The long battle to make the September 11th Victim Compensation Fund permanent for all those suffering from the toxic aftermath of the 2001 terrorist attack ended Tuesday when the Senate overwhelming approved the program’s fully funded extension.
In a strong bipartisan statement, the Senate voted, 97 to 2, for the legislation, mirroring the margin in the House’s bipartisan 402-to-12 vote earlier this month. First responders said they have been invited by President Donald Trump to attend a White House bill signing ceremony on Friday afternoon.
Former policemen and firefighters from New York, several of them ailing, activist John Feal of Nesconset and former “Daily Show” host Jon Stewart applauded the victory from the Senate gallery, with the knowledge that the bill would only ease the pain, not end it.
“There’s no joy. There’s no comfort. Yes, I cried with Jon,” said Feal, founder of the Nesconset-based FealGood Foundation at a news conference afterward.
“For that was an exhale. That was to get 18 years of pain and suffering out, and I believe it’s out.” He said his team of first responders would now go home — “and hopefully we don’t have to come back.”
Stewart, who shied away from praise for raising the profile of the 9/11 first responders, paid tribute to the men, now deceased, whose names are on the bill, and said, “They lifted this 9/11 community on their shoulders.
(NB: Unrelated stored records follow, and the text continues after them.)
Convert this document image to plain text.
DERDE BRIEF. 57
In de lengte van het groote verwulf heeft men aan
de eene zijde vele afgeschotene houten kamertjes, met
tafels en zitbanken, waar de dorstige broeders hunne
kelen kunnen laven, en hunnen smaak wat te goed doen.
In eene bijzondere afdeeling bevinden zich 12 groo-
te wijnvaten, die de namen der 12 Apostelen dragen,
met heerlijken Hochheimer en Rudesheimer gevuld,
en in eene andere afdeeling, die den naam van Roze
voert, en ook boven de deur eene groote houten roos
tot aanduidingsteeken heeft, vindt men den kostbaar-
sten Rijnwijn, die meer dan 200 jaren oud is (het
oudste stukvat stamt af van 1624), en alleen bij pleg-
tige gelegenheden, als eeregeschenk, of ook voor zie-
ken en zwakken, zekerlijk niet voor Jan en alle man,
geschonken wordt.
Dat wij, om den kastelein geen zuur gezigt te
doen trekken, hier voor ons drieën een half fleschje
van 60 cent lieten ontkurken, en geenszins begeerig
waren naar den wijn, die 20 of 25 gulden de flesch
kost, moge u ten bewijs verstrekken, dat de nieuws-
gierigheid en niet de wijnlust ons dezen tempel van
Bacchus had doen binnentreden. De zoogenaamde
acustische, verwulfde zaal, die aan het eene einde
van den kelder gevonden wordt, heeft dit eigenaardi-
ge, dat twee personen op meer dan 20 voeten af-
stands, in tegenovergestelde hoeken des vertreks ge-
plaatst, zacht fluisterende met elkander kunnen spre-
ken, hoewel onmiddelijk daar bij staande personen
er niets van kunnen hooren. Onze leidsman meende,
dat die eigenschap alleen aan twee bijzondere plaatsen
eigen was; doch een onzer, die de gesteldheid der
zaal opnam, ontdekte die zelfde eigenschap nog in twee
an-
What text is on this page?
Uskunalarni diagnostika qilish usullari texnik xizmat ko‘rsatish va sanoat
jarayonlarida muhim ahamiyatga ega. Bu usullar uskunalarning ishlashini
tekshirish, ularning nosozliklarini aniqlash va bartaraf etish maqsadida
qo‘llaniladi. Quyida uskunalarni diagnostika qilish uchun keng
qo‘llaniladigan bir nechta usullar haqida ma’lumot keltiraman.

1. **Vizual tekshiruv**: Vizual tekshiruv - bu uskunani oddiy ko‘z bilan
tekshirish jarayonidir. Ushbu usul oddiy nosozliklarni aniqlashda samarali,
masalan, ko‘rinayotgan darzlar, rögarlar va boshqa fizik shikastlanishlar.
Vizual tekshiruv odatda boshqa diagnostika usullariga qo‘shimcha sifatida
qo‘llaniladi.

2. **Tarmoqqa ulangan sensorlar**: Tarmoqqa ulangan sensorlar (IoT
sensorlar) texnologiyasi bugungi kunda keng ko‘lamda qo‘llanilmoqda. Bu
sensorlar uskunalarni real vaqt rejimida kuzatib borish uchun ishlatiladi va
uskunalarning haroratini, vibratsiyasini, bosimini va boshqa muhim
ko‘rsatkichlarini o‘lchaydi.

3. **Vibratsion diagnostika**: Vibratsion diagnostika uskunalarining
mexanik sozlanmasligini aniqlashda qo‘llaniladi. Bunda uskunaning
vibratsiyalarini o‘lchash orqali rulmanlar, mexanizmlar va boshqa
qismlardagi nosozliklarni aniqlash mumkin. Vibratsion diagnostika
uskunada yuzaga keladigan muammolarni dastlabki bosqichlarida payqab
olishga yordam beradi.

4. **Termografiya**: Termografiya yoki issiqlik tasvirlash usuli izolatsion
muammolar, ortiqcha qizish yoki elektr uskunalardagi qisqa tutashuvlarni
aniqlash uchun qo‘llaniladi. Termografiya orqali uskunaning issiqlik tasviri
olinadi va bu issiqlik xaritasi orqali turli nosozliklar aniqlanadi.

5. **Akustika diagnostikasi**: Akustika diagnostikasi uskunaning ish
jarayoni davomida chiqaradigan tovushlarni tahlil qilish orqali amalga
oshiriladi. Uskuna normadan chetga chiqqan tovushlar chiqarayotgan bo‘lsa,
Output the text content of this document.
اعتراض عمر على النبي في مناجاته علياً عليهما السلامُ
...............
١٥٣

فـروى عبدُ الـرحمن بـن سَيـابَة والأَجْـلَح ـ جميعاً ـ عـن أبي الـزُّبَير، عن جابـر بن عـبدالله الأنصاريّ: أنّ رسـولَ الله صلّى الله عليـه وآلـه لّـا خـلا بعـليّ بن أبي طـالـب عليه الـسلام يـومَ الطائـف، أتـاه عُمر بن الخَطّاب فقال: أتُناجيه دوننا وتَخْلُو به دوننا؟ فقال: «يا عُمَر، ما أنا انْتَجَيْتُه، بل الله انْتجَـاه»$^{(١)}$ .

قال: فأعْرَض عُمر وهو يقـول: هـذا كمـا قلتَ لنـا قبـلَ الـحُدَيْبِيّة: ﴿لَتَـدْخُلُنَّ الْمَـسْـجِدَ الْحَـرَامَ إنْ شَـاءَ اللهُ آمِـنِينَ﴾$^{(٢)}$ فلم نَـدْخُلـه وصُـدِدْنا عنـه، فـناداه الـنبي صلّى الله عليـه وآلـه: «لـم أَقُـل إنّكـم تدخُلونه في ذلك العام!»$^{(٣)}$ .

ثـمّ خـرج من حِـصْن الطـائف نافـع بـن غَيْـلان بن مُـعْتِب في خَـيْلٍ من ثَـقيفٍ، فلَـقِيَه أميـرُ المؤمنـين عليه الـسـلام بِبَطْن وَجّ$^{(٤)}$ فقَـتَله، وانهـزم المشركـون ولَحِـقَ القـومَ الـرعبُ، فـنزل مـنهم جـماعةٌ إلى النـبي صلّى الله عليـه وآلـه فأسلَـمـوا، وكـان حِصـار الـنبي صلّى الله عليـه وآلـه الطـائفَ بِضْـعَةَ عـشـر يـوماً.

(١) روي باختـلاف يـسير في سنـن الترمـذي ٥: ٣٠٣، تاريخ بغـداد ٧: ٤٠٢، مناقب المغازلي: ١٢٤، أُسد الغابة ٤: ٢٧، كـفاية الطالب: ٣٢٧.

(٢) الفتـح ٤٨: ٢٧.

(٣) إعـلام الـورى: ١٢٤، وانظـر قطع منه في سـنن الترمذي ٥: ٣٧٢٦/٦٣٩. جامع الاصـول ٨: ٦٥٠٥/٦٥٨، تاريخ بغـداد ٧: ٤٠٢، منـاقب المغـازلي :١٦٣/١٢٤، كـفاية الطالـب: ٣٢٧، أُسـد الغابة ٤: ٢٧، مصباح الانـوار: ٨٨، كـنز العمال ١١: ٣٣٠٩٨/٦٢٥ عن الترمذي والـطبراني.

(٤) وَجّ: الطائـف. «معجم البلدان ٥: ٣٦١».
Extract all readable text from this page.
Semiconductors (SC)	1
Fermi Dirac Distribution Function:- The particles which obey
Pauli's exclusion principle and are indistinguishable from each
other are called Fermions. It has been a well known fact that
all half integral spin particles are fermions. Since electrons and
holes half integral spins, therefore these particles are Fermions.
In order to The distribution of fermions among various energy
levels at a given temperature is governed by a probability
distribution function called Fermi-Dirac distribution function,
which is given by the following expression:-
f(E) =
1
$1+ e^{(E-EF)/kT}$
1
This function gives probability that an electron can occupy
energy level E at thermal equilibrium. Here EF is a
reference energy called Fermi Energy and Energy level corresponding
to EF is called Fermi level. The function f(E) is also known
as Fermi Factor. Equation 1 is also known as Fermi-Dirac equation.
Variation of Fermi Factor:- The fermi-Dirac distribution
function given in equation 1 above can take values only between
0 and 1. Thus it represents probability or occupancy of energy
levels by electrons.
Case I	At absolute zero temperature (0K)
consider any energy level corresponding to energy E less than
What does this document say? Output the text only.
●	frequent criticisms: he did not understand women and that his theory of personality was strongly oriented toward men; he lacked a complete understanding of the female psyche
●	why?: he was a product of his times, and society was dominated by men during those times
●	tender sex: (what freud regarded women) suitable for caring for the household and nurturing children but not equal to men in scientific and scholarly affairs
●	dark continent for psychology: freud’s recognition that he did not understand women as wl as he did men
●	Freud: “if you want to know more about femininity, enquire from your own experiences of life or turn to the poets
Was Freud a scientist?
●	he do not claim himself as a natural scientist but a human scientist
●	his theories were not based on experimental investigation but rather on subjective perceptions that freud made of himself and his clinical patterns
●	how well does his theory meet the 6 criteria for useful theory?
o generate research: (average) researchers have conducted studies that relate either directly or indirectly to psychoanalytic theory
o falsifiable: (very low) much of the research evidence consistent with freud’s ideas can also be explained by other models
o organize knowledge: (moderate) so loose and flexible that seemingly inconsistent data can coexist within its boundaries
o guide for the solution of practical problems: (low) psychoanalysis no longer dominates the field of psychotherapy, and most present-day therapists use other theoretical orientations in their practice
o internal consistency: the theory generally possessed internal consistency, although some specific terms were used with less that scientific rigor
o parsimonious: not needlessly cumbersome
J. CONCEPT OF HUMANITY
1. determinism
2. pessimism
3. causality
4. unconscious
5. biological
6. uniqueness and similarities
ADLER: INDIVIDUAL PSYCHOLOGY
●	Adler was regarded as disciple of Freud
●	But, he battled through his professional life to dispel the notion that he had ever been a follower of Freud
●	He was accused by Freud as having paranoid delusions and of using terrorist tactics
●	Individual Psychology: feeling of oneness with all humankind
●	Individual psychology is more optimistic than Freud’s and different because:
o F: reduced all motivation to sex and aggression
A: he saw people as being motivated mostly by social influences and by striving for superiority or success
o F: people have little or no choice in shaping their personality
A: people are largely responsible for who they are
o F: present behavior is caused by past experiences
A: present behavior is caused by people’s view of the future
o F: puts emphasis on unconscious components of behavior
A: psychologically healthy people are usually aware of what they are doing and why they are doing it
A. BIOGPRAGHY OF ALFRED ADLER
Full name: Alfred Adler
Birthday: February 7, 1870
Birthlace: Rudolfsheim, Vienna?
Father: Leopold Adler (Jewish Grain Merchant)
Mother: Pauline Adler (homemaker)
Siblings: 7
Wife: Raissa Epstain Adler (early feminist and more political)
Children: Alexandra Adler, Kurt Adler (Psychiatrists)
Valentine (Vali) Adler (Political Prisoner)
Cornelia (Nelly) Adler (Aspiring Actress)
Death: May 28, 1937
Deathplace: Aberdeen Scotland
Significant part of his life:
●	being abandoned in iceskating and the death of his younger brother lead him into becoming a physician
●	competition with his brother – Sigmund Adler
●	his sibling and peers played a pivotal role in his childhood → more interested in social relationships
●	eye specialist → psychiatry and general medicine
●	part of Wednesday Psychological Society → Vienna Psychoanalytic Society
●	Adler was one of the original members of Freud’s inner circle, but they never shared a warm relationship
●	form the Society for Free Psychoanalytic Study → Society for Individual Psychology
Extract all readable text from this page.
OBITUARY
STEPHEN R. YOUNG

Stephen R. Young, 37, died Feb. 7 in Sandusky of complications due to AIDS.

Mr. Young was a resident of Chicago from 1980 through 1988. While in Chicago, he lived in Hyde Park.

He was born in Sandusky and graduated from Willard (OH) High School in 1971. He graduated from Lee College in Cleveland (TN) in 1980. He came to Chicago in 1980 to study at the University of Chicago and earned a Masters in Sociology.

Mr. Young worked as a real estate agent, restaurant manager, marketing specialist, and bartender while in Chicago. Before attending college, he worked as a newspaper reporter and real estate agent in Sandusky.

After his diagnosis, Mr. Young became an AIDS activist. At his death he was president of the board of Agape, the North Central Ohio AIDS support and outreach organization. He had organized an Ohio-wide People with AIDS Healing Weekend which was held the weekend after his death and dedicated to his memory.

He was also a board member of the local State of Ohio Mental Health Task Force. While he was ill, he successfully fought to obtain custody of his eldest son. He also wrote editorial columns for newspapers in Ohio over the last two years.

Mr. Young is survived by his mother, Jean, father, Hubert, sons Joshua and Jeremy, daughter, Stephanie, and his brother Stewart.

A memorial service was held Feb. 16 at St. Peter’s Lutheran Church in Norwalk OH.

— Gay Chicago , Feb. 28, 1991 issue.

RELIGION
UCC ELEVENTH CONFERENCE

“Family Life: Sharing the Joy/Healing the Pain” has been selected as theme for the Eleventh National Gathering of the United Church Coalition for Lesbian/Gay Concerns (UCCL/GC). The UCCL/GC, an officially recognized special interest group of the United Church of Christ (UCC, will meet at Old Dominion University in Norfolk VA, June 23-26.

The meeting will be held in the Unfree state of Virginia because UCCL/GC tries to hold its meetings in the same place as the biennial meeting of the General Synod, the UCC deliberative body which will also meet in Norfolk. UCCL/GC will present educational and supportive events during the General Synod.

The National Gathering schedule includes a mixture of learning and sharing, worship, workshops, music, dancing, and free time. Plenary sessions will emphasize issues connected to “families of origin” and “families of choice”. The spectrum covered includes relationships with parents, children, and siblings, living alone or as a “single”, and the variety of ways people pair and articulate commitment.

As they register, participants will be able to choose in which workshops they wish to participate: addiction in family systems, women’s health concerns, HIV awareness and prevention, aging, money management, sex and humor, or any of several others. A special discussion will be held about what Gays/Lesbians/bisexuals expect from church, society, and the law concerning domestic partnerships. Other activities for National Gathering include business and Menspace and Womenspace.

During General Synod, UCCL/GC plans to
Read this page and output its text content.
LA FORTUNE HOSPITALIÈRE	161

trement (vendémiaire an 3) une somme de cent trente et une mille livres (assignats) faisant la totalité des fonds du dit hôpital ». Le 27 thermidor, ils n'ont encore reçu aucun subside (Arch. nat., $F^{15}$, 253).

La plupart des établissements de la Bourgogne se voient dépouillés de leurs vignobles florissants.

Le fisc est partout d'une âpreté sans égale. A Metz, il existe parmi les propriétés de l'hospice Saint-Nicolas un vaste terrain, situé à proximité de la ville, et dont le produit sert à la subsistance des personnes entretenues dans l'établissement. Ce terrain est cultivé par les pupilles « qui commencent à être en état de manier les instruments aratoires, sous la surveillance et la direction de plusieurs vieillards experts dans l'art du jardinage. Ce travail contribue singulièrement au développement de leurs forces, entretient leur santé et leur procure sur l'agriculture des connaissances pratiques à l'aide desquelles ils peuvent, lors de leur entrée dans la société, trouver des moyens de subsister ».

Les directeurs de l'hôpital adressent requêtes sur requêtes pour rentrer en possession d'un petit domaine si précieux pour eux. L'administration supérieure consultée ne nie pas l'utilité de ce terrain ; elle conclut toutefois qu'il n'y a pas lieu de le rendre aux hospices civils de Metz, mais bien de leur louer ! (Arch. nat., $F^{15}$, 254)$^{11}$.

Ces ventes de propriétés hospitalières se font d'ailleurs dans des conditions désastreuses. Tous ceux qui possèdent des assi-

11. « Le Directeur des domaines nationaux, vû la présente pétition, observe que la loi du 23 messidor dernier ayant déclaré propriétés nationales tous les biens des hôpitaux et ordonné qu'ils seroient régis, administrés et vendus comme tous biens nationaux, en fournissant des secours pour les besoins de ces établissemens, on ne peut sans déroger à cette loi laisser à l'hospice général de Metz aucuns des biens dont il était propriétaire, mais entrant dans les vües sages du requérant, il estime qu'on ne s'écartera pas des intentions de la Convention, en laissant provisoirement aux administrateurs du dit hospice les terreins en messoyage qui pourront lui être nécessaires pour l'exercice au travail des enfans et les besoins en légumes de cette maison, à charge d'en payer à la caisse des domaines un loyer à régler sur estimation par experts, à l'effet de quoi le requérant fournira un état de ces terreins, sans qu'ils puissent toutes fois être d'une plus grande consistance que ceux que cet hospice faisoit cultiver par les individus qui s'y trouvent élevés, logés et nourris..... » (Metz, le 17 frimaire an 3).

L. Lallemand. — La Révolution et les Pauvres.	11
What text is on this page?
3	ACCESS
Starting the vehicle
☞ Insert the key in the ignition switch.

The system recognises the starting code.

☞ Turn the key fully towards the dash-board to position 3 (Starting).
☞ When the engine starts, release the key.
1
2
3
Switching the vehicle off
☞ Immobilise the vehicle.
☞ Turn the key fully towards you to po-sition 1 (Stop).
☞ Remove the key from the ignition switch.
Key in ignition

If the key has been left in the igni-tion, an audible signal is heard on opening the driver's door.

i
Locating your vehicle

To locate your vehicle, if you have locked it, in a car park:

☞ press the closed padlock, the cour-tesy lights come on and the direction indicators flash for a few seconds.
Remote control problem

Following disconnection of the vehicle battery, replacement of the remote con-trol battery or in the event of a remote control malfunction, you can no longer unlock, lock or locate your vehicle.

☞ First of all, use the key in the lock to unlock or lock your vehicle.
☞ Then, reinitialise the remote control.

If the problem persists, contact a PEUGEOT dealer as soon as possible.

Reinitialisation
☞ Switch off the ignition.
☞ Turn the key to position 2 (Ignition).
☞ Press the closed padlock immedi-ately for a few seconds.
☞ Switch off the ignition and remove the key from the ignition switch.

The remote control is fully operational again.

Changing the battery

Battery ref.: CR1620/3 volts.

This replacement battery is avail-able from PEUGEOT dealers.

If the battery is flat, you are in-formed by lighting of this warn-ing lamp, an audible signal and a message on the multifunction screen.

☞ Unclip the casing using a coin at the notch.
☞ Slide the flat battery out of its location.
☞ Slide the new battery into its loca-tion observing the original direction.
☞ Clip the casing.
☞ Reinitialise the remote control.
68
And I will always be so proud to have been associated with it.”
Sen. Kirsten Gillibrand (D-N.Y.), the key sponsor of the bill, cited the wake for NYPD Det. Christopher Cranston who died Saturday at age 48 from cancer caused by his work on the pile at Ground Zero as she urged her colleagues to vote yes.
After the bill passed, she said, “Today is not a celebration. it’s a deep sigh of relief. We have lost so many of our heroes, and sadly, more get sick and more will die.”
Senate Minority Leader Chuck Schumer (D-N.Y.) also praised the first responders named on the bill — James Zadroga, Ray Pfeifer and Luis Alvarez — and told their family members: “Your losses, painful as they are, are not in vain, as today shows.”
Senate Majority Leader Mitch McConnell (R-Ky.) urged his colleagues to vote for the legislation to fulfill its commitments to police, firefighters and other first responders who worked at their own personal risk at the World Trade Center after the attack.
“Congress can never repay them for their sacrifices, but we can do a small part to make our heroes whole,” said McConnell.
As senators voted, Stewart sat among first responders in the gallery above the Republican side and peered down. A few rows above him sat Rep. Carolyn Maloney (D-Manhattan), a main sponsor of the bill; another original sponsor, Rep. Peter King (R-Seaford) stood at the back of the Senate chamber.
The final Senate vote came after a short debate on two amendments proposed by Sen. Rand Paul (R-Ky.) and Sen. Mike Lee (R-Utah) to pay for or curb the uncharted cost of the fund’s 72-year extension. Both amendments fell short of the 60 votes needed to pass.
Paul and Lee cast the only votes against the victim fund bill.
The legislation passed by Congress extends the fund until 2092 to cover the lifetimes of those affected; requires program reassessments every five years instead of annually; makes up shortfalls in awards due to inadequate funding; removes caps on some noneconomic damages; and adjusts awards for inflation over time.
The Congressional Budget Office estimates the fund will cost $10.18 billion in its first decade but it said it could not estimate costs beyond that period.
Since its inception, the fund had paid out about $12.2 billion: $7 billion to the families of about 2,800 people who died and 2,680 injured in the attacks, and, since 2011, $5.174 billion to 22,500 people who have suffered cancers or other ailments from exposure to toxic debris and air. The figure includes payments to families of 850 people who died.
McConnell recalled meeting with Feal and other first responders several weeks ago, and how Feal gave him retired NYPD Det. Luis Alvarez’ badge as an NYPD bomb squad detective. Alvarez, who in early June pleaded with Congress to extend the victim fund, died June 29 of cancer linked to his work at Ground Zero,
“It was my honor to receive it,” McConnell said. “It was my honor to reiterate that the Senate’s ironclad commitment to getting this done was never in doubt.”
Feal thanked him after the vote. “He kept his word to those men that were in the meeting with me,” he said. “He was honest, he was sincere and everything he said he did.”